A most important point made by Sowell is about the role of profits and LOSSES in regulating our free market to most efficiently allocate scarce resources that have alternative uses. Business have every incentive to provide what the public wants at a price the public is willing to pay. The promise of profits keep businesses working hard to innovate and lower production costs to consistently deliver what their customers want. The threat of losses is just as important, as loses provide very powerful feedback as to what not to do - think Edsel or New Coke. Business can respond very quickly and very efficiently or risk losing it all. While they may do it out of pure greed or an altruistic heart to better provide for their fellow citizens, the result is the same: better products at cheaper costs and a higher standard of living for all.

When the profit and lose mechanism is taken out of the picture, the result is ALWAYS inefficiency and a lower standard of living - think DMV. This is not because those involved in organizations like government bureaucracies are always incompetent and inefficient, it's simply that there is no other result possible. They have no feedback to tell them if what they are doing is working or not. Even if an agency begins with the best possible intentions and product, like the East German car, Tabrant, which was cutting edge when first entering production, but remained the EXACT SAME CAR for 30 years, they will very quickly become inefficient and wasteful simply from a lack of feedback provided by a free market. Ask yourself, would you be excited to buy a 1981 Ford today? They had no reason whatsoever to modernize and update the only car in existence in a government-run economy.

Sowell shines when he takes on economic fallacies and myths. A particular enlightening passage destroys the myth of "trickle-down economics." He states this has never been an economic theory and never will be. Money does not "trickle-down" in a business. It trickles-up. The owner and investors are the last to get paid, not the first. He uses Amazon as an example. Amazon went several years without making a profit at all. But their investors were willing to wait many years for a payout while continuing to pay employees, vendors, and other costs associated with the business. The little guy was paid first! The big guy was paid last, and many never get the payout if they run out of capital before they have a chance to make a profit. Yet you will never hear this told in the media. It's always "Tax cuts for the rich in the hopes of trickle down prosperity."
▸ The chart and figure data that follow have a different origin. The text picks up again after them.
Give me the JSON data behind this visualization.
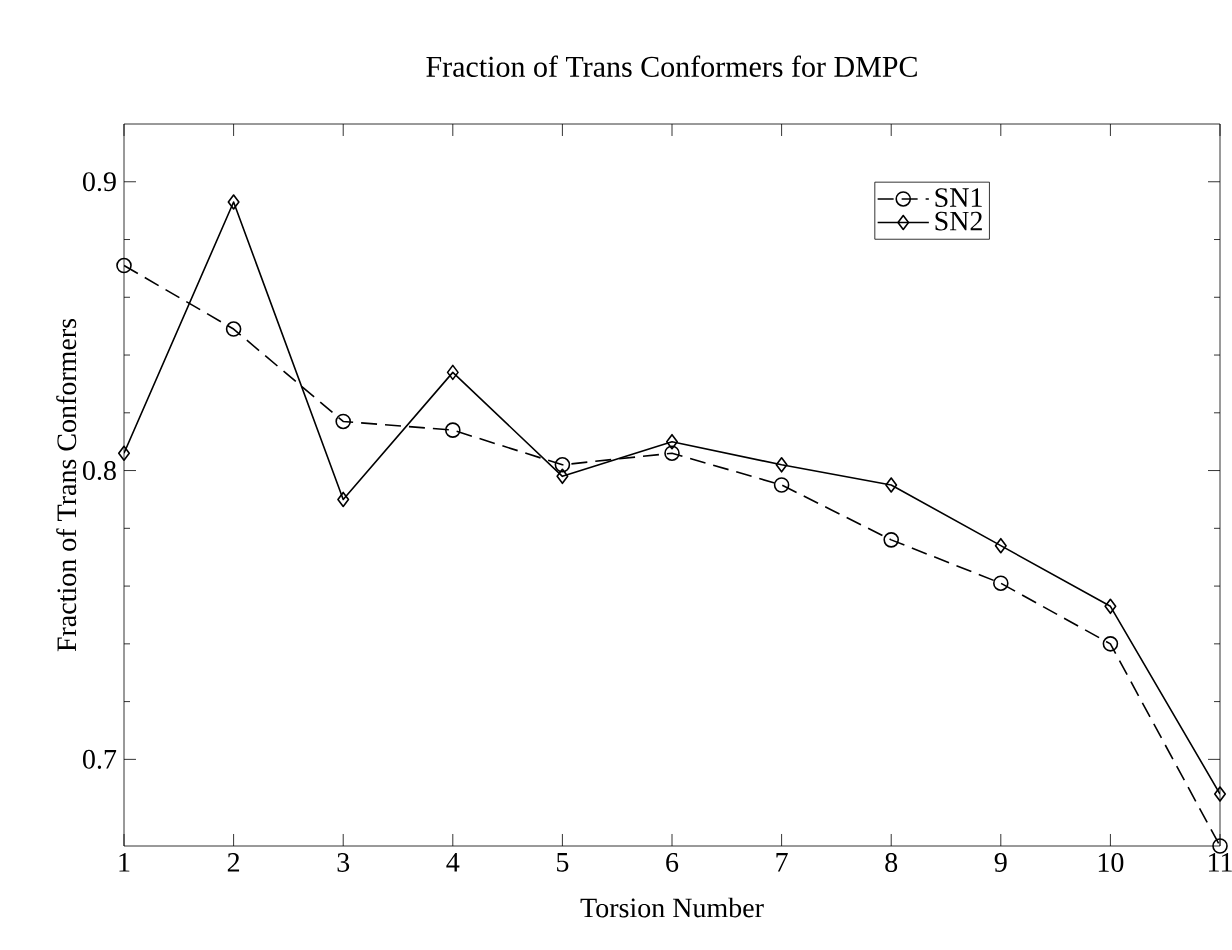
{
  "chart_data": {
    "type": "line",
    "title": "Fraction of Trans Conformers for DMPC",
    "xlabel": "Torsion Number",
    "ylabel": "Fraction of Trans Conformers",
    "x": [
      1,
      2,
      3,
      4,
      5,
      6,
      7,
      8,
      9,
      10,
      11
    ],
    "series": [
      {
        "name": "SN1",
        "color": "#000000",
        "marker": "circle",
        "line_style": "dashed",
        "values": [
          0.871,
          0.849,
          0.817,
          0.814,
          0.802,
          0.806,
          0.795,
          0.776,
          0.761,
          0.74,
          0.67
        ]
      },
      {
        "name": "SN2",
        "color": "#000000",
        "marker": "diamond",
        "line_style": "solid",
        "values": [
          0.806,
          0.893,
          0.79,
          0.834,
          0.798,
          0.81,
          0.802,
          0.795,
          0.774,
          0.753,
          0.688
        ]
      }
    ],
    "xlim": [
      1,
      11
    ],
    "xticks": [
      1,
      2,
      3,
      4,
      5,
      6,
      7,
      8,
      9,
      10,
      11
    ],
    "ylim": [
      0.67,
      0.92
    ],
    "yticks": [
      0.7,
      0.8,
      0.9
    ],
    "grid": false,
    "legend": "top right"
  }
}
He also discusses the fallacy of greed controlling the markets. The simple fact is that everyone is greedy. That's human nature. Would you willingly give up 20 - 30% of your salary because you personally are not greedy? Of course not. You are not paid according to your greed or according to your employers stinginess. You are paid because that's what you are worth. Of course, every business would love to pay their employees nothing and charge millions for their products. But they cannot. Why? The beauty of the self-regulating free market. No one would work for free and no one would pay millions for a toothbrush. So the ostensibly greedy business man MUST pay his workers to make toothbrushes and charge only a few dollars each so people will buy them. Too bad for him.

This leads to a discussion of the job-killing minimum wage. It's a simple fact that an employer CANNOT pay you more than you are worth. If the minimum wage is $7.25/hour and you do not produce more than $7.25/hour benefit to your employer, you are unemployable. Read that again. The minimum was has had the effect of making certain members of our society, fit, able-bodied, reasonably smart, people unemployable. This is a crime! It is particularly hard on minority youths, who through no fault of their own, do not yet have the skills to provide economic benefits to an employer. With a high level of entry pay, they may never be able to obtain the skills to make them employable.

Read this book. If you cannot stomach 634 pages, read the "Overviews" at end of every chapter. They provide an excellent summary. The book will change your life and expose you to how stupid politicians think you are.